Was dem unermüdlichen Avantgardisten Cale dabei bisweilen verlorengeht, sind sein großartiges Songwriting und die Schärfe, die aus der Reibung von Elektronik und akustischen Instrumenten entsteht und etwa auf dem Vorgänger »Shifty Adventures in Nookie Wood« noch intensiv zu hören war. Cales ohnehin recht sonore Stimme versinkt zuweilen in einem Meer aus Hall und endlos gestapelten Klangflächen, Beats verschleppen sich in ereignislosen Loops.

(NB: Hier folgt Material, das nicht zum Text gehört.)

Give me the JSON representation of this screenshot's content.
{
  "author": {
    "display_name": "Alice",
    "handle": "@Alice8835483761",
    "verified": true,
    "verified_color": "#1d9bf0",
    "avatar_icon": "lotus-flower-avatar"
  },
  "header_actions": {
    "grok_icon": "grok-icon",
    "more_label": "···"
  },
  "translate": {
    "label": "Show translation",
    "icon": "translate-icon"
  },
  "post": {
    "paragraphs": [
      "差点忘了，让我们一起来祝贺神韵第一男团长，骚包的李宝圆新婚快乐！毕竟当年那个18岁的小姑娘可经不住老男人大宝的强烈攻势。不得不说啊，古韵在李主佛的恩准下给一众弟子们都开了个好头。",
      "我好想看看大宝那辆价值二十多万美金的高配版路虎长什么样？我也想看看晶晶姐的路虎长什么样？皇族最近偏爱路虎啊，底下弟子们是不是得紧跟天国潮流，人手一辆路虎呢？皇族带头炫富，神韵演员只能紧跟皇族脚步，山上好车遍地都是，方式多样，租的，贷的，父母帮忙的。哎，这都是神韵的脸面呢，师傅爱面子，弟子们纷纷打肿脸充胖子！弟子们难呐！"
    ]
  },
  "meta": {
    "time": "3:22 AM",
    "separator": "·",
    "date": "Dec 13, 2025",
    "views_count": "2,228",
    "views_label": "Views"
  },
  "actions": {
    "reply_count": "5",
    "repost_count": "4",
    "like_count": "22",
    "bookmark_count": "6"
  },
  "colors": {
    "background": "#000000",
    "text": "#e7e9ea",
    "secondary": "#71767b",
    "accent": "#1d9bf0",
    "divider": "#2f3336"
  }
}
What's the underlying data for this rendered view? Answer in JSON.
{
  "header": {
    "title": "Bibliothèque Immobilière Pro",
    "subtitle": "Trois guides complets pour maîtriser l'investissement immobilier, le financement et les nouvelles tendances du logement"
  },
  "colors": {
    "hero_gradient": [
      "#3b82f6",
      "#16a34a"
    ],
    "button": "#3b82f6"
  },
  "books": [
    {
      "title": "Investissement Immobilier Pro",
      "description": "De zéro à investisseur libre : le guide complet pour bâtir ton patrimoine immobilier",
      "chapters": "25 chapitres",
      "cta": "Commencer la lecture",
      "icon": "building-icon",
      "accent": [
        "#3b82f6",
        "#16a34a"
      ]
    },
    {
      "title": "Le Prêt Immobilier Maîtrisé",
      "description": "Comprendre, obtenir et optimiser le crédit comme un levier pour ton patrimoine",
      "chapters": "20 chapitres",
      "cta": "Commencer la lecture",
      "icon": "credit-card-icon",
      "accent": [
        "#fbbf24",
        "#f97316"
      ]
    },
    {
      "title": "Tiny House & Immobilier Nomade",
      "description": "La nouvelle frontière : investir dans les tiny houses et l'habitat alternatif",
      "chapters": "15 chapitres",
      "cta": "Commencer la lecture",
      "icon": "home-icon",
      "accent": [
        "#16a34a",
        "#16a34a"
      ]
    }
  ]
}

Das kann auf Dauer ermüden, diese musikalische Atmosphäre der Überforderung passt aber wiederum gut zu einer ermüdenden Gegenwart.

Niemals wird John Cale – der es sich angesichts seiner Diskographie ja erlauben könnte – auf »Mercy« zum altersweisen Nostalgiker, vielmehr bleibt er sperrig und eigenbrötlerisch. Die besten Momenten des Albums sind dennoch jene, in denen aus dem zähen Klangstrom einzelne Elemente herausragen, etwa Natalie Merings Stimme in »Story of Blood«, die Streicher-Arrangements in »Nico’s Song« oder die gewohnt verfrickelten Soundcollagen von Animal Collective in »Everlasting Days«.